Tolerance for fitting algorithms. Default is 1e-8.

maxit

Maximum number of iterations.

trace

logical value. If TRUE trace steps of the fitting algorithms. Default is FALSE.

k

The k parameter in the RANN::nn2() function. Default is 5.

penalty

penalty algorithm for variable selection. Default is SCAD

a_SCAD

The tuning parameter of the SCAD penalty for outcome model. Default is 3.7.

a_MCP

The tuning parameter of the MCP penalty for outcome model. Default is 3.

lambda

A user-specified \(\lambda\) value during variable selection model fitting. The default value -1 uses cross-validation.

lambda_min

The smallest value for lambda, as a fraction of lambda.max. Default is .001.

nlambda

The number of lambda values. Default is 50.

nfolds

The number of folds during cross-validation for variables selection model.

treetype

Type of tree for nearest neighbour imputation (for the NN and PMM estimator) passed to RANN::nn2() function.

searchtype

Type of search for nearest neighbour imputation (for the NN and PMM estimator) passed to RANN::nn2() function.

pmm_match_type

(Only for the PMM Estimator) Indicates how to select 'closest' unit from non-probability sample for each unit in probability sample. Either 1 (default) or 2 where 2 is matching by minimizing distance between \(\hat{y}_{i}\) for \(i \in S_{\mathrm{NP}}\) and \(y_{j}\) for \(j \in S_{\mathrm{P}}\) and 1 is matching by minimizing distance between \(\hat{y}_{i}\) for \(i \in S_{\mathrm{NP}}\) and \(\hat{y}_{i}\) for \(i \in S_{\mathrm{NP}}\).

pmm_weights

(Only for the PMM Estimator) Indicate how to weight k nearest neighbours in \(S_{\mathrm{P}}\) to create imputed value for units in \(S_{\mathrm{NP}}\).

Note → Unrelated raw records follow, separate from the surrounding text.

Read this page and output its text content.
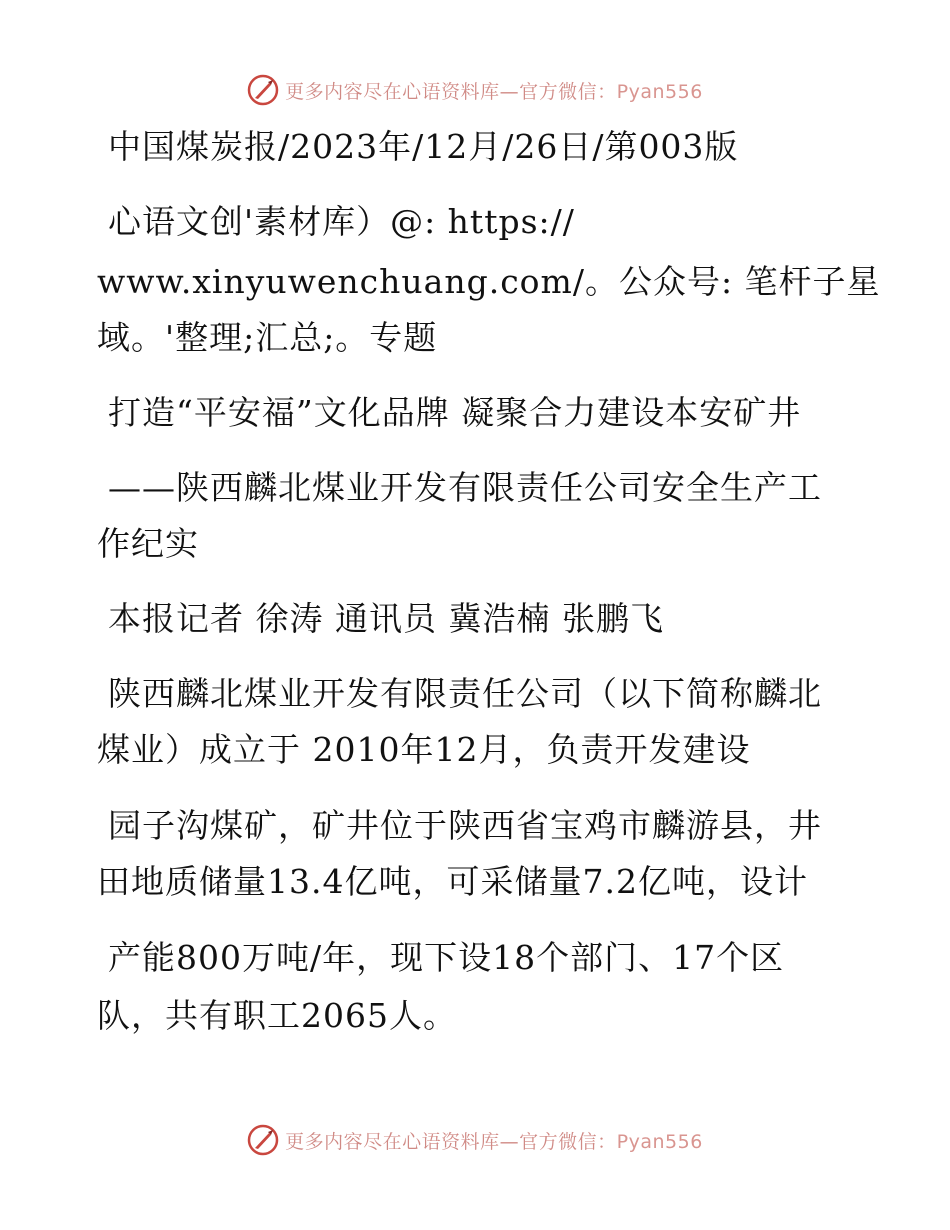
更多内容尽在心语资料库—官方微信：Pyan556
中国煤炭报/2023年/12月/26日/第003版
心语文创'素材库）@: https://
www.xinyuwenchuang.com/。公众号: 笔杆子星
域。'整理;汇总;。专题
打造“平安福”文化品牌 凝聚合力建设本安矿井
——陕西麟北煤业开发有限责任公司安全生产工
作纪实
本报记者 徐涛 通讯员 冀浩楠 张鹏飞
陕西麟北煤业开发有限责任公司（以下简称麟北
煤业）成立于 2010年12月，负责开发建设
园子沟煤矿，矿井位于陕西省宝鸡市麟游县，井
田地质储量13.4亿吨，可采储量7.2亿吨，设计
产能800万吨/年，现下设18个部门、17个区
队，共有职工2065人。
更多内容尽在心语资料库—官方微信：Pyan556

The default value "none" indicates that mean of k nearest \(y\)'s from \(S_{\mathrm{P}}\) should be used whereas "dist" results in weighted mean of these k values where weights are inversely proportional to distance between matched values.

pmm_k_choice

(Only for the PMM Estimator) Character value indicating how k hyper-parameter should be chosen, by default "none" meaning k provided in control_outcome argument will be used. For now the only other option "min_var" means that k will be chosen by a full search over 1:n_NP (or 1:pmm_k_max, see below), where \(n_{\mathrm{NP}}\) is the non-probability sample size, minimizing the estimated variance of the mean estimator. The k value supplied in this control list is replaced by the selected value. Note that this search refits the full PMM stack for every candidate k, so its cost scales as \(O(n_{\mathrm{NP}} \times l)\) (with \(l\) the number of outcome variables) and can be substantial for large non-probability samples; cap it with pmm_k_max or supply k directly when \(n_{\mathrm{NP}}\) is large.

pmm_k_max

(Only for the PMM Estimator) Positive integer upper bound for the pmm_k_choice = "min_var" search grid. The default NULL searches the full 1:n_NP grid. Setting e.g. pmm_k_max = 30 caps the search at 1:min(n_NP, 30) to bound its cost.

pmm_reg_engine

(Only for the PMM Estimator) whether to use parametric ("glm") or non-parametric ("loess") regression model for the outcome. The default is "glm".

npar_loess

control parameters for the stats::loess via the stats::loess.control function.

Value

List with selected parameters.

See also

nonprob() – for fitting procedure with non-probability samples.